No segundo caso, a renda gera preço de monopólio quando o preço pago pelo uso da propriedade em princípio é elevado em função de sua monopolização restritiva, a escassez da oferta ou da paulatina incorporação de trabalho e capital no espaço como um todo, que acarreta no aumento em geral da renda: “sobrepreço” pago pelo uso de propriedades. Este aumento, por decorrência, reflete no preço do produto, mas que ainda assim pode ser realizado, reproduzindo a capitalização da renda pressuposta à princípio. O encarecimento da renda se desdobra no encarecimento em geral do produto imobiliário, tanto para produzir quanto para consumir (um boom imobiliário). Aqui se ilumina a renda em sua forma mais pura, a renda absoluta que decorre simplesmente do uso da propriedade.

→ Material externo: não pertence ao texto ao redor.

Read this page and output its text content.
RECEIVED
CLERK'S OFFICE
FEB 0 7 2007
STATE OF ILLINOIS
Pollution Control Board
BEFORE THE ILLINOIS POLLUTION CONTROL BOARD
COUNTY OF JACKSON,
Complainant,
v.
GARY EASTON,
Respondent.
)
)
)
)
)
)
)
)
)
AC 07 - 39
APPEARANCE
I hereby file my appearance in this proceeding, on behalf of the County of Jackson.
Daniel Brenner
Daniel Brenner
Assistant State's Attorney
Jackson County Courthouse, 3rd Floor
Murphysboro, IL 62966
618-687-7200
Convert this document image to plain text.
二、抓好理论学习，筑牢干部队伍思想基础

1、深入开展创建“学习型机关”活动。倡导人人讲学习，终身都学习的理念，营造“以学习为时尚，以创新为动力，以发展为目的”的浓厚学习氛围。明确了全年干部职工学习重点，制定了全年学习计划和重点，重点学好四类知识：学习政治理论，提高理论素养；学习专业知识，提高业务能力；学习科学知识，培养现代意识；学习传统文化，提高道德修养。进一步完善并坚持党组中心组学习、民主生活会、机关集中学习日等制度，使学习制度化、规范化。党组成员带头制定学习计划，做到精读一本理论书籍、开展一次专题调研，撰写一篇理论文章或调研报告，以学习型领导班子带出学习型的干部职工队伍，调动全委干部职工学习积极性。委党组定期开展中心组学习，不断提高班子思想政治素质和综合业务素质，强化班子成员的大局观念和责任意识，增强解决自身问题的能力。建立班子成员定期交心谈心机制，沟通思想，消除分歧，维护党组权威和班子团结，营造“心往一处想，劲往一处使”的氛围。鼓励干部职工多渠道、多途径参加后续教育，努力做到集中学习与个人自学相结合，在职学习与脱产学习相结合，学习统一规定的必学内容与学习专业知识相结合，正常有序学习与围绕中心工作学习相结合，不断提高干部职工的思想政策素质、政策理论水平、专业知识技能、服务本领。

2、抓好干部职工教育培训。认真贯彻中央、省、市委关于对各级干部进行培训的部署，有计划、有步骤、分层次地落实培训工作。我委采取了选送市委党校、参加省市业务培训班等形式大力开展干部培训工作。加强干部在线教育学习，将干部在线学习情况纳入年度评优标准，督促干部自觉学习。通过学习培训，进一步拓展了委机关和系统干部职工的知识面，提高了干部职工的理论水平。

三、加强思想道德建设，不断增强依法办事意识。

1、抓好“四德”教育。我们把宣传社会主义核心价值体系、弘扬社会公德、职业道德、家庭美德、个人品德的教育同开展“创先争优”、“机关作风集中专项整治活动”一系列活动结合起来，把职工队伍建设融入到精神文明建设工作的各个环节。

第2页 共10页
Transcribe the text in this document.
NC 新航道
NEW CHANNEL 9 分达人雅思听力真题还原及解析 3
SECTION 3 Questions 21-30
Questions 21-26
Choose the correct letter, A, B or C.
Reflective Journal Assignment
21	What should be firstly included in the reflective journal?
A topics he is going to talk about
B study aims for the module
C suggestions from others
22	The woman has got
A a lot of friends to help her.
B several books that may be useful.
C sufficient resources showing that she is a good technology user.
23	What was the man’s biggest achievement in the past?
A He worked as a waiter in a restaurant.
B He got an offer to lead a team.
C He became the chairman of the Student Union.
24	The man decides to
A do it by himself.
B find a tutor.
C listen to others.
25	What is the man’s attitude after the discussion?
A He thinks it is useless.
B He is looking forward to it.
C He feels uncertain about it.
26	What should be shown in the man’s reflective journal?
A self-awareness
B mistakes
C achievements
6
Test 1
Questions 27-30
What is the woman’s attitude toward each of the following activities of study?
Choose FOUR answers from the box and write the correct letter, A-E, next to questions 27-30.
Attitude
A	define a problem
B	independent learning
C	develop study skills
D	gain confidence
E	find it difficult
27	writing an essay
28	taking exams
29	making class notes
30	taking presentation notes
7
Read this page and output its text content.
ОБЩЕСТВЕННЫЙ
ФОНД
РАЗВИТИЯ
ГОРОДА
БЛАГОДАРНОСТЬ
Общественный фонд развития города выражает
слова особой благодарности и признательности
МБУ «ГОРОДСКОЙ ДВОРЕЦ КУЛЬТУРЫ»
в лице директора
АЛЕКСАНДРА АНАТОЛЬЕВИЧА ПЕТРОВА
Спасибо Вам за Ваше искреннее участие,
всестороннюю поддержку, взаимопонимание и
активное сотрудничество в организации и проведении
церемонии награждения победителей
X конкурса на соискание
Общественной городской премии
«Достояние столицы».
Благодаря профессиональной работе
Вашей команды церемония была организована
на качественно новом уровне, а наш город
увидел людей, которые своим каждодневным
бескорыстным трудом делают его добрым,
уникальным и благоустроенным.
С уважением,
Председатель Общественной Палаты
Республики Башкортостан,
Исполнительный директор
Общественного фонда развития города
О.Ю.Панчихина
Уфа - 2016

Na medida em que esta renda entra na produção e na reprodução como um custo global sem ser meio efetivo de produção, o pagamento pelo uso da terra se constitui como expressão de um poder da classe de proprietários sobre classes não proprietárias. Um monopólio que é socialmente reconhecido, legitimado, assegurado e reproduzido. Isso se desdobra como entendimento da urbanização a partir da complementaridade espacial entre produção e propriedade: como toda produção deve ser reproduzida, o paulatino uso da terra e incorporação de trabalho nela fazem com que o pagamento pelo seu uso tenda sempre a aumentar. Há um momento em que a renda absoluta se eleva a ponto de reduzir o sobrelucro do produtor, interditando uma nova produção. Isso ocorre quando uma vantagem produtiva, que gera a renda diferencial em um momento, se generaliza, reduzindo a possibilidade do sobrelucro pela vantagem diferencial. A partir deste ponto, para se reproduzir é necessário que haja uma extensão do espaço para a produção ou a intensificação da produção para o espaço, fazendo corresponder a diferenciação de formas predominantes de renda e de urbanização. A extensão do espaço para a produção se dá em função da possibilidade de uso de terras mais baratas, que reduz sua incidência no custo de produção. A intensificação da produção para o espaço depende do incremento tecnológico para o aumento da força produtiva, um maior custo e expectativa de capitalização, para gerar um maior número de unidades e redução proporcional do preço da terra relativo a cada uma delas.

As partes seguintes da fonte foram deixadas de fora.